Contamination Sources

• Nature dusts
• Humans
  • Cause most of the contamination.
  • Dirt, oils, etc. tracked into labs on shoe soles.
  • Bodies continuously exfoliate skin, replace hair, etc.
  • Widespread use of makeup, perfume, hair gels, etc.
  • Use of mechanical tweezers.
  • Scratch and chip wafer edge and surface.
• Machines
  • Abrasion during automated wafer handling.
  • Mechanical mechanism wear and lubrication.
  • Aging plastic and rubber parts.

HEPA Filter

• High Efficiency Particulate Air filter.
  • Most common type of clean room filter.
  • High efficiency, low pressure drop, good loading characteristics.
  • Uses glass fibers in a paper-like medium.
  • Are rated by their particle retention. By definition, will retain 99.97% of particles 0.3 microns in diameter.

Cleaning Methods

• Particulate Removal
  • Blow off using a spray of high pressure nitrogen.
  • Spray of deionized water (+ detergent if necessary).
• Organic Residue Removal
  • Contaminants that contain carbon, e.g. oil from fingerprints.
  • Can be removed using solvent baths such as alcohol or acetone, followed by rinsing with isopropanol and water.
• Inorganic Residue Removal
  • Contaminants that do not contain carbon.
  • A variety of solution can be used, sulfuric acid, sulfuric acid + hydrogen peroxide (Piranha cleaning).
  • Hydrofluoric (HF) acid is often used to remove the oxide.

Spin Coating

Spin coating is a procedure used to apply uniform thin films to flat substrates.

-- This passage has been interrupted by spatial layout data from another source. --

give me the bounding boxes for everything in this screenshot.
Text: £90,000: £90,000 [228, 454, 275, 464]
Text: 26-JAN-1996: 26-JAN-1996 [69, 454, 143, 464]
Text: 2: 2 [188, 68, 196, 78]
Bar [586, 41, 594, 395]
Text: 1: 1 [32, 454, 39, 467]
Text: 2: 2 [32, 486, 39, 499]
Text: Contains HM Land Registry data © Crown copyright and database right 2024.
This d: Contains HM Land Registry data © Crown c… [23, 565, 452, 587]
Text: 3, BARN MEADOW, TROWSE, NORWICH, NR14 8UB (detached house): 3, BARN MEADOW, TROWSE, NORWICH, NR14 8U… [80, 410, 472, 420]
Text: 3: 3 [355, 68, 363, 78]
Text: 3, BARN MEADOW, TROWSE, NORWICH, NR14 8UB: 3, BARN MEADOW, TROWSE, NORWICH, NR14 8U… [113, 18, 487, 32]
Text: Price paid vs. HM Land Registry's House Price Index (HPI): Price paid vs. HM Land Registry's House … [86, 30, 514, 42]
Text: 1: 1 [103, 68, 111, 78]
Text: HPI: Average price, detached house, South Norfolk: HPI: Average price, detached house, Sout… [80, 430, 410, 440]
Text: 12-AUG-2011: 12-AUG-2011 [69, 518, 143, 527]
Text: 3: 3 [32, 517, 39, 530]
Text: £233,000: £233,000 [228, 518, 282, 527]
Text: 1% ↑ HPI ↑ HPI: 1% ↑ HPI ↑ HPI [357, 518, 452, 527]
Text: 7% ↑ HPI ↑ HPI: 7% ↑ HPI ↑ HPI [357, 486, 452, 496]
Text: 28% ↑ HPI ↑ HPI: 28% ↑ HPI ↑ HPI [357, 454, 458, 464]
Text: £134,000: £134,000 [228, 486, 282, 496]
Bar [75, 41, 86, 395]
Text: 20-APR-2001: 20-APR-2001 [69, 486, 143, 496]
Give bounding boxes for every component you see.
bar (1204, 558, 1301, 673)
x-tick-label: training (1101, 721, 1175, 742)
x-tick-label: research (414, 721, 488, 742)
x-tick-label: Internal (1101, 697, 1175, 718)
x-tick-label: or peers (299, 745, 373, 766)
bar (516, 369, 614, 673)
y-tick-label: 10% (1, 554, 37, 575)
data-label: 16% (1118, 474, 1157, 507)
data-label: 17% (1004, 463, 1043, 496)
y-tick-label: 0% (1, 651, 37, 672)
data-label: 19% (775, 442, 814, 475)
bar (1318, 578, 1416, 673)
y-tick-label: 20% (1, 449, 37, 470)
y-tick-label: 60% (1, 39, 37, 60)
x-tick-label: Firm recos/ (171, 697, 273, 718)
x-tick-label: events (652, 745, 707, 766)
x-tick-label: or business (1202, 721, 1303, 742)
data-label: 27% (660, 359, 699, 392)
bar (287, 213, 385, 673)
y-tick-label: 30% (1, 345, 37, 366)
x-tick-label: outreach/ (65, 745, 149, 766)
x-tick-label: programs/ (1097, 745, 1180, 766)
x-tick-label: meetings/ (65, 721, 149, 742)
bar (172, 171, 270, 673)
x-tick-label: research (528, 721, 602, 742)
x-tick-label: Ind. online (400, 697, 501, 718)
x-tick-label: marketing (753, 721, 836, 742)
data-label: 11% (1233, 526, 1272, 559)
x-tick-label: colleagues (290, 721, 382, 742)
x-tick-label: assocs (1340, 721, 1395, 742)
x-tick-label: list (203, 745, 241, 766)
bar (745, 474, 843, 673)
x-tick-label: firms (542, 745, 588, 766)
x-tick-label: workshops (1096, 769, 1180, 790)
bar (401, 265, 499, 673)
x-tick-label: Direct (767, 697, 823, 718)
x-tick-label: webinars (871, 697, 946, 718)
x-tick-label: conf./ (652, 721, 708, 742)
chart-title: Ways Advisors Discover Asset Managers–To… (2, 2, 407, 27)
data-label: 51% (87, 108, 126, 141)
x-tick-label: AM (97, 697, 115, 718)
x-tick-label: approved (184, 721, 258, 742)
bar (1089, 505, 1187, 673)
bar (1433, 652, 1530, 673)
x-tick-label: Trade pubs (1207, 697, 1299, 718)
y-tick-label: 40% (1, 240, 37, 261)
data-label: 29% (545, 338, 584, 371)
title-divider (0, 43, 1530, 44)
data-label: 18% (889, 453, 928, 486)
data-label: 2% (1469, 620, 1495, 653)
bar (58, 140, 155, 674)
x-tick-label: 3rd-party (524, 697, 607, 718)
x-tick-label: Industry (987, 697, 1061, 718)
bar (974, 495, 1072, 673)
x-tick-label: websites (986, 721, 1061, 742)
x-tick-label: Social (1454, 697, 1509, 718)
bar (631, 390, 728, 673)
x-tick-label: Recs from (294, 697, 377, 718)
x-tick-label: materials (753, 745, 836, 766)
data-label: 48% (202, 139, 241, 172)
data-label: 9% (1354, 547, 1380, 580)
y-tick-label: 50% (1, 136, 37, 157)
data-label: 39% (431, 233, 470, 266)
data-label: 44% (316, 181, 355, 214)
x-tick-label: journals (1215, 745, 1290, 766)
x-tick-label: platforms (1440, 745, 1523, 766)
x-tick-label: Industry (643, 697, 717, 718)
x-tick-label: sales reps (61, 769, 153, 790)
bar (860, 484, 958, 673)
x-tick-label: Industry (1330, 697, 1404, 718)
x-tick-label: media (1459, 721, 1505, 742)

Primer and Photoresist Application

Deposition methods:

• Spin on
  • Most common method.
  • Liquid is dispensed onto the center of the wafer.
  • Wafer is spun at high speed.
  • Centrifugal force spreads the liquid over the wafer.
• Spray on
  • Liquid is sprayed onto the wafer.
  • Wafer is spun at high speed.
  • Centrifugal force spreads the liquid over the wafer.
• Plate on
  • Liquid is poured onto the wafer.
  • Wafer is spun at high speed.
  • Centrifugal force spreads the liquid over the wafer.

Wafer Primer

A pre-resist coating to promote the adhesion of the resist to the substrate and reduce the amount of lateral etching or undercutting.

Intermolecular bonding with both the resist and the substrate surface onto which it is applied.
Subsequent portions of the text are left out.